As the youngest in a family of three daughters and one son, Nobuhle first experienced the injustice of gender inequality and patriarchy at home. She saw how differently her parents treated her and her sisters in comparison to her brother. For women, marriage becomes the most you can accomplish. “Our parents said, as girls, you are just bystanders in life, you will eventually go to your husbands.”

My clan values boys. For girls, everything stops when you turn sixteen or so, they say that it’s then time to get married and have children. And if you want something more for yourself than marriage, you are going against the norm.”

Nobuhle witnessed women in her own family living in abusive marriages and was struck by the realization that as a girl, she didn’t count. “I remember a time when I tried to intervene…I was pushed away. It is like you don’t have any power.”

Like many women activists, Nobuhle sees how her experience made her who she is and why she became an advocate for women’s rights. “It made me feel like I had to do something for other women out there who are abused.” Nobuhle channels her passion for women’s rights as a Program Officer at Musasa, an organization that addresses the multi-faceted violence women experience in Zimbabwe.

In the rural district of Buhera, Musasa carries out workshops and community dialogues that empower women by allowing them to share stories about the violence and stigma they experience, and share strategies to improve their lives.
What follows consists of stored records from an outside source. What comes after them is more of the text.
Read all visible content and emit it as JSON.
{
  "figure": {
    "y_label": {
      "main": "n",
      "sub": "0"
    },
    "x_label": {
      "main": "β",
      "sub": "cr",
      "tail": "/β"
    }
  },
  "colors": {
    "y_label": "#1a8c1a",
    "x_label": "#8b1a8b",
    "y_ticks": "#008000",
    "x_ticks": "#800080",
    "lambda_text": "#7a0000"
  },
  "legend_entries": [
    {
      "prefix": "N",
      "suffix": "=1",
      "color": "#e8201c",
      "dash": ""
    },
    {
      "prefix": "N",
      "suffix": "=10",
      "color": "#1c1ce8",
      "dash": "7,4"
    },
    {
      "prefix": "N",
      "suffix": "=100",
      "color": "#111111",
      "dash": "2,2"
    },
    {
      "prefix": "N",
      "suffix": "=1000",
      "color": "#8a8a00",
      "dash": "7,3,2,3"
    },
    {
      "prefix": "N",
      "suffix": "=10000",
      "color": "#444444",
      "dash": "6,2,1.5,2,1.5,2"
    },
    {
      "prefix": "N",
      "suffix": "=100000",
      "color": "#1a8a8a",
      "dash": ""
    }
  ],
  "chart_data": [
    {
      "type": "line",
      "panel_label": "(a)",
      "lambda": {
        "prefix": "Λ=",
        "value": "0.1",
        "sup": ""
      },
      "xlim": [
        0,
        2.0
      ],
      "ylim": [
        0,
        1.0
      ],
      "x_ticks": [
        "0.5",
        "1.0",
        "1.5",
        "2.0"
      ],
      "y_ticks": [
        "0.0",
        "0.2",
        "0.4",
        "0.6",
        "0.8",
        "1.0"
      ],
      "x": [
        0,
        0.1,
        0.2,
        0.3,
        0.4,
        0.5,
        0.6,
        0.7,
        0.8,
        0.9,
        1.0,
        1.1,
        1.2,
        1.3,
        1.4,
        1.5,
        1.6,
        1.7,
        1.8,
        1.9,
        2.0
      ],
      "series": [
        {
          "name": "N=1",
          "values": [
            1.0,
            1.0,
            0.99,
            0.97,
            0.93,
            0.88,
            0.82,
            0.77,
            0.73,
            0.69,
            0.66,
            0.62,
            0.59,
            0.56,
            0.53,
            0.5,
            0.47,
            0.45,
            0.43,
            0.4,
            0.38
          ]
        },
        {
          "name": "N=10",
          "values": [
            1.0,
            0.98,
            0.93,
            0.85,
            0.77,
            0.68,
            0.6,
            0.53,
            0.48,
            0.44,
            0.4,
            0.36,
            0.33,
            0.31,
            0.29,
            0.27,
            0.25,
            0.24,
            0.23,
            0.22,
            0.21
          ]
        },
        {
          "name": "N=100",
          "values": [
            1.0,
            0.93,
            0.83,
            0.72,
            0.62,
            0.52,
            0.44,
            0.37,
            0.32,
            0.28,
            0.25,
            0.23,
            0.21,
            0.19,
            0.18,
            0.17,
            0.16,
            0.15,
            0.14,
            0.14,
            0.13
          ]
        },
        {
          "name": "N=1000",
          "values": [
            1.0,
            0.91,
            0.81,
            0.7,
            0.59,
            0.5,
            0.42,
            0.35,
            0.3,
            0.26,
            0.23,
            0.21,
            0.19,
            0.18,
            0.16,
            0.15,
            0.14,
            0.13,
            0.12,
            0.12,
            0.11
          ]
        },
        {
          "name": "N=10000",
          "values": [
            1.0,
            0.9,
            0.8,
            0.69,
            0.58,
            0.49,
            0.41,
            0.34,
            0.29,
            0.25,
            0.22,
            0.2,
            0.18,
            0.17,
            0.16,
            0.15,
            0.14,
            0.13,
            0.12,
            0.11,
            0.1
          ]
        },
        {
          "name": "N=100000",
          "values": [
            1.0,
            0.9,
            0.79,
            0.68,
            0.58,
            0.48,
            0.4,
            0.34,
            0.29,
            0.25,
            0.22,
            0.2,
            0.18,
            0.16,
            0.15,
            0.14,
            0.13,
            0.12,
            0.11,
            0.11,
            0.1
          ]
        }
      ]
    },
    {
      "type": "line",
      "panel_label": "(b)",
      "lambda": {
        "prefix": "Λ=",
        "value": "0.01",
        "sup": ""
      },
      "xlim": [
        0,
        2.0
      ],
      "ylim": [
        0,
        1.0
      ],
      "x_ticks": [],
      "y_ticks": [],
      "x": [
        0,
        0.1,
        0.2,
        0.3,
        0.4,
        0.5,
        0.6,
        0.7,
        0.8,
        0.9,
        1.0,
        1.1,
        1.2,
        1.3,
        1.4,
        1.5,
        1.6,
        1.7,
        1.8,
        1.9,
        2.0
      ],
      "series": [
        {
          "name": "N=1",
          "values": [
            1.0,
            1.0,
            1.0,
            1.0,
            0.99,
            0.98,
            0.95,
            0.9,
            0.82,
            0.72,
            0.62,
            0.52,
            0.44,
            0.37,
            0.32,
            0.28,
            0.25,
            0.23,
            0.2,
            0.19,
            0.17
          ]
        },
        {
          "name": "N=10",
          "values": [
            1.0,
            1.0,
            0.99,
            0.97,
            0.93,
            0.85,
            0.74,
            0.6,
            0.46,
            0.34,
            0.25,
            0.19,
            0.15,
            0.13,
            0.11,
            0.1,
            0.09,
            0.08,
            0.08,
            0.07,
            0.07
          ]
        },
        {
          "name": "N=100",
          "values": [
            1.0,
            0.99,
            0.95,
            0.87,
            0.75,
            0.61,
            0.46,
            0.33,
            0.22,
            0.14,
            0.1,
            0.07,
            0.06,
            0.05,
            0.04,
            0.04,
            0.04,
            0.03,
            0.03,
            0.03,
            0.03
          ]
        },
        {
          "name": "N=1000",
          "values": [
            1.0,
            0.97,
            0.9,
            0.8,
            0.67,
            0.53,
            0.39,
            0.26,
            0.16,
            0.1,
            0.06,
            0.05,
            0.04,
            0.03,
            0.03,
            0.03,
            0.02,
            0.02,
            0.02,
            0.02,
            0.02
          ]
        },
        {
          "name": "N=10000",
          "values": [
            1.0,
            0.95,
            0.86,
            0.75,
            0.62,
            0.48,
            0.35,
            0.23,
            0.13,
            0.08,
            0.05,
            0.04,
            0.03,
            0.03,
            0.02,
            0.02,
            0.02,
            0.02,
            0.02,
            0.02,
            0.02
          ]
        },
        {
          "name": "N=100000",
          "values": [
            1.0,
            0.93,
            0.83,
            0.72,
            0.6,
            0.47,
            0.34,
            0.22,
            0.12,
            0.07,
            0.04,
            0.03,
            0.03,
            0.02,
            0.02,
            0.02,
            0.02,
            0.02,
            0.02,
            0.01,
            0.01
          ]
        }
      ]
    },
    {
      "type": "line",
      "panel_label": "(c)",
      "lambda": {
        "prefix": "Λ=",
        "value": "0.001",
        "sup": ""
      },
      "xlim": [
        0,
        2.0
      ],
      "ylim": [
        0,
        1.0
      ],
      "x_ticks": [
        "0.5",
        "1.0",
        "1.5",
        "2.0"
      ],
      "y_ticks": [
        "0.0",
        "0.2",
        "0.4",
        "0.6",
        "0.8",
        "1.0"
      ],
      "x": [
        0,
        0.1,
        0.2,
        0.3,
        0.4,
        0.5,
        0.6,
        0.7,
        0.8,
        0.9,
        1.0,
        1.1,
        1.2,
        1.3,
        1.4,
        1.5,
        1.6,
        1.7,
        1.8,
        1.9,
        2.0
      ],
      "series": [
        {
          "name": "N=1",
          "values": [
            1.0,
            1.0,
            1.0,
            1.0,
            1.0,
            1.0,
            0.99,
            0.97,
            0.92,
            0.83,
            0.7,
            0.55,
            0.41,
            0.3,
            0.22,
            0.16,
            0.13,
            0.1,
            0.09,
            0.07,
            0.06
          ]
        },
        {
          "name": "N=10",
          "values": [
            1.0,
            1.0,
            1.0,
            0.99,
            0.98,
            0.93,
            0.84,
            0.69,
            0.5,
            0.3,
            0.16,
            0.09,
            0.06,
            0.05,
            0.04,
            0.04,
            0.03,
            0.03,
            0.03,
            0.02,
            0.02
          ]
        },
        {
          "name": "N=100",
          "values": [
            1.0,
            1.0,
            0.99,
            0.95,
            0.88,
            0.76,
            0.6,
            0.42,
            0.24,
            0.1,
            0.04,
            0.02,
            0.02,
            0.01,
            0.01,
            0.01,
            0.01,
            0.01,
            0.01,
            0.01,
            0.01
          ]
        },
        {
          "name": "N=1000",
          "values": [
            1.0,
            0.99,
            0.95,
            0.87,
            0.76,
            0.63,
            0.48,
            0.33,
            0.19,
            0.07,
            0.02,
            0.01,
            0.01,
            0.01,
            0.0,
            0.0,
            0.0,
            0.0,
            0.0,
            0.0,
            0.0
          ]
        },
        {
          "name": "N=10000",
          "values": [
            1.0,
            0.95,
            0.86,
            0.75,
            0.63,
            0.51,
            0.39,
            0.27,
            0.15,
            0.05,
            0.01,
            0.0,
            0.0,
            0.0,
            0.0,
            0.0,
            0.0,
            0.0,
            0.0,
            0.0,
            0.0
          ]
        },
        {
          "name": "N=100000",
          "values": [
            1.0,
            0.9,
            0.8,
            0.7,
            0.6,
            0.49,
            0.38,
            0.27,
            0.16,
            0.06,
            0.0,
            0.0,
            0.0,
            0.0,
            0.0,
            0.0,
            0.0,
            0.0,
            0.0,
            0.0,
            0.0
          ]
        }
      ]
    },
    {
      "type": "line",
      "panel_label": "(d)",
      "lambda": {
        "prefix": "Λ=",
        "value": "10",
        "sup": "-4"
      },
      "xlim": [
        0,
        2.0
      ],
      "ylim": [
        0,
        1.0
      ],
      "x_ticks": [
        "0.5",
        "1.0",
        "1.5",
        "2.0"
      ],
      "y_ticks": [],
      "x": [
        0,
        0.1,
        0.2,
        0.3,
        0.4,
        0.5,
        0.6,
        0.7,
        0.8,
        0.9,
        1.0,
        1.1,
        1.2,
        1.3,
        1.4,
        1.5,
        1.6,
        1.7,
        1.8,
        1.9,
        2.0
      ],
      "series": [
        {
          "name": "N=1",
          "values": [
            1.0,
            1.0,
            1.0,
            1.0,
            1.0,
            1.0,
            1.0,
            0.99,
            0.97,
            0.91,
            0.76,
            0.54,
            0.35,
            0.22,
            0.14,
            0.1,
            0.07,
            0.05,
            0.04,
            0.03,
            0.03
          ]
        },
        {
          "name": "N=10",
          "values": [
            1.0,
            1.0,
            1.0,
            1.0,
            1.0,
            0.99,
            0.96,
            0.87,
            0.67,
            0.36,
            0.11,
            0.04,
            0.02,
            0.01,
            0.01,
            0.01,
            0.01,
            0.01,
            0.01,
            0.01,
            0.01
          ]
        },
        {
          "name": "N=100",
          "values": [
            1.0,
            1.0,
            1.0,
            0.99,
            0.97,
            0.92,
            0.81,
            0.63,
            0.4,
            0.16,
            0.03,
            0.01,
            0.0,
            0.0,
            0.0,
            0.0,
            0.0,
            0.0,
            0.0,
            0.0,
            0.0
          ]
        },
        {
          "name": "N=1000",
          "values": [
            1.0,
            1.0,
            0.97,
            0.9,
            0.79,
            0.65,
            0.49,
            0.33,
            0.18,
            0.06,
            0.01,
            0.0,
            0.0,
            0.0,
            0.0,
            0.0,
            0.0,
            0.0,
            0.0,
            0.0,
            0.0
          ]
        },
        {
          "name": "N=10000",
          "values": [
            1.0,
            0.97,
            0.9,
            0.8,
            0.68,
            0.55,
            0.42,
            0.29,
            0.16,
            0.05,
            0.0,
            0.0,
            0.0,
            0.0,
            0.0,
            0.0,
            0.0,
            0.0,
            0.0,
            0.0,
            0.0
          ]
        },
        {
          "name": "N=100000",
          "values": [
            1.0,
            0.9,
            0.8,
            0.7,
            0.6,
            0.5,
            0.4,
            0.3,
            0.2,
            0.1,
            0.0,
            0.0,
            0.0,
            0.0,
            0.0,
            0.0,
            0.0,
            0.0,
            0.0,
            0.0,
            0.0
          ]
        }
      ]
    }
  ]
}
With the support of one another, these women use their collective power to engage traditional leaders and defy the status quo and cultural practices that limit their rights, and access to land, livelihoods and other critical resources. Through Musasa’s peace clubs, women meet and organize to address violence in their communities and homes.

One of the biggest issues we see is that of land and inheritance claims. There was a man with two wives who decided that he would give all of his property to one wife and not the first wife. The members of the peace club came together and accompanied the first wife to traditional court. Eventually, the chief’s representative agreed that the property would be divided equally between those wives. This example is just one of many, and it shows how these clubs are community-owned and community-driven. Women want to bring change to their own lives, their families, their villages.”

For Nobuhle, the work she does at Musasa is just one part of her commitment to creating “safe spaces for women, to give them hope” in a context where opportunities to do so are often limited.